Bottled Water - A Case of Pointless Trade?

Working Paper
Reference
Friberg, Richard and Mattias Ganslandt (2003). “Bottled Water - A Case of Pointless Trade?”. IFN Working Paper No. 599. Stockholm: Research Institute of Industrial Economics (IFN).

Authors
Richard Friberg, Mattias Ganslandt

Two-way trade in (almost) homogenous products has ambiguous welfare effects if entry is restricted. We examine Swedish imports of bottled water to investigate whether transport cost losses from trade outweigh the partial equilibrium gains from trade (stronger competition and more brands to choose from). Using monthly data for all brands sold in stores during 1998-2001 we estimate a structural model of demand. Assuming one-shot Bertrand competition by multibrand firms, we can use the estimated model to uncover marginal costs.

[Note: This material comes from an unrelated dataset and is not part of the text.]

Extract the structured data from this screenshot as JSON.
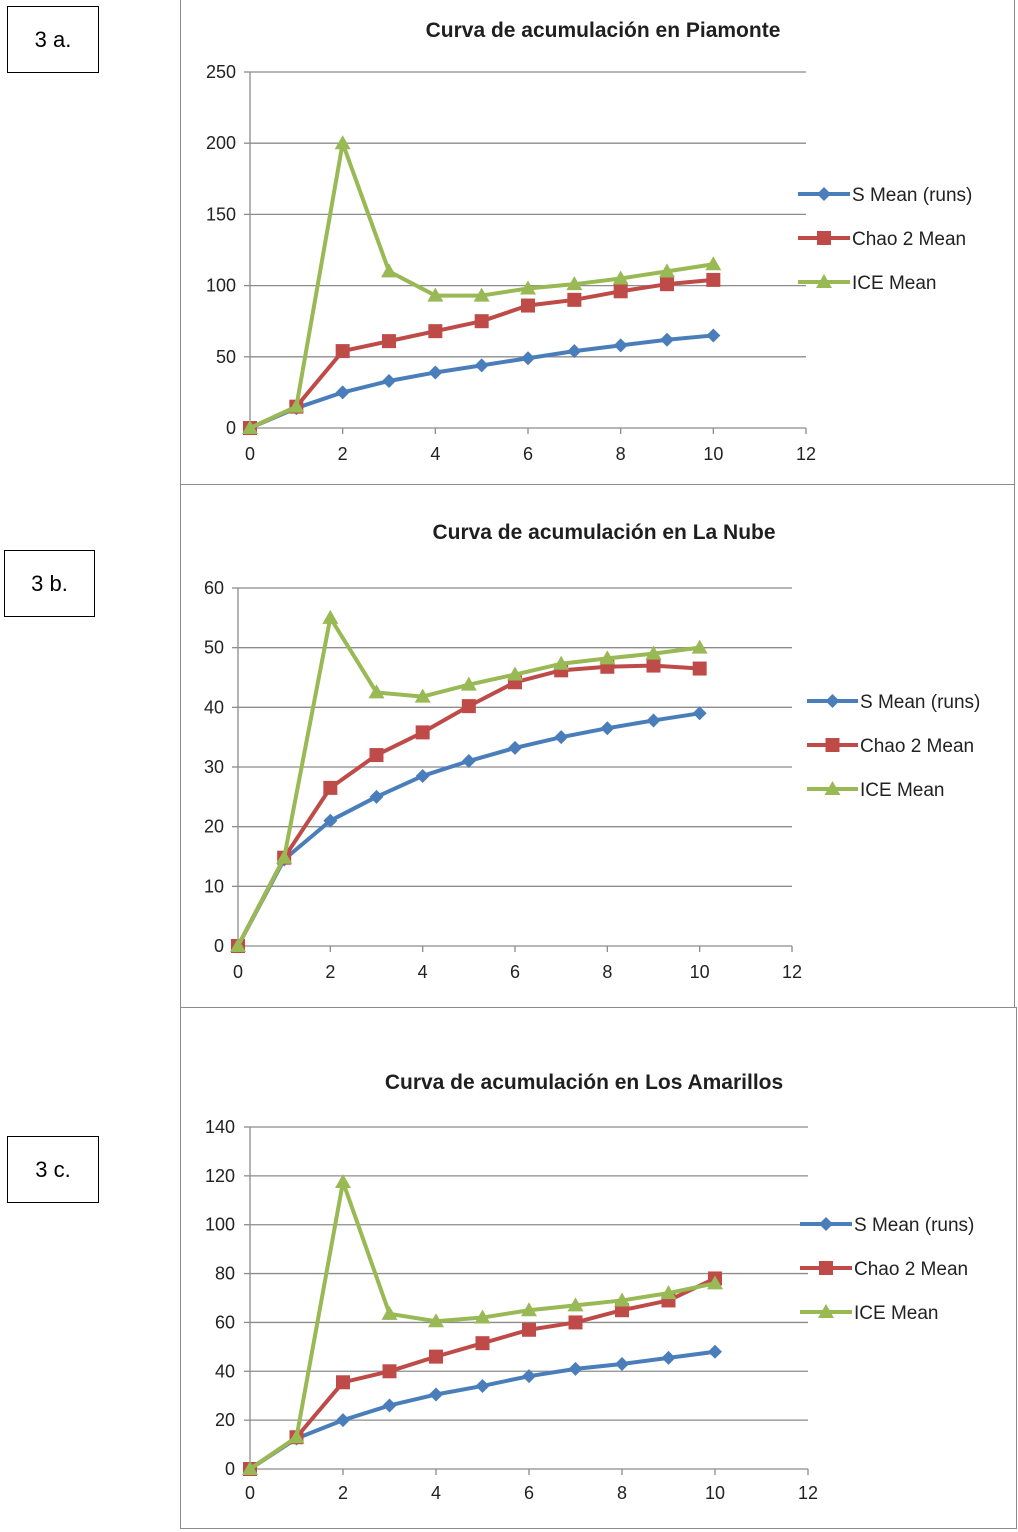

We stimulate the effect on consumer and producer surplus of banning imports, finding the banning imports would decrease overall welfare. Expanded choice is the main benefit of trade and disregarding his the net welfare effect of imports in this market are approximately zero – the pro-competitive effect is of the same size as the cost savings associated with replacing foreign, higher cost, suppliers with domestic. Given our choice of market this suggests we should not be overly concerned with the welfare effects of two-way trade in consumer goods that are close to homogenous.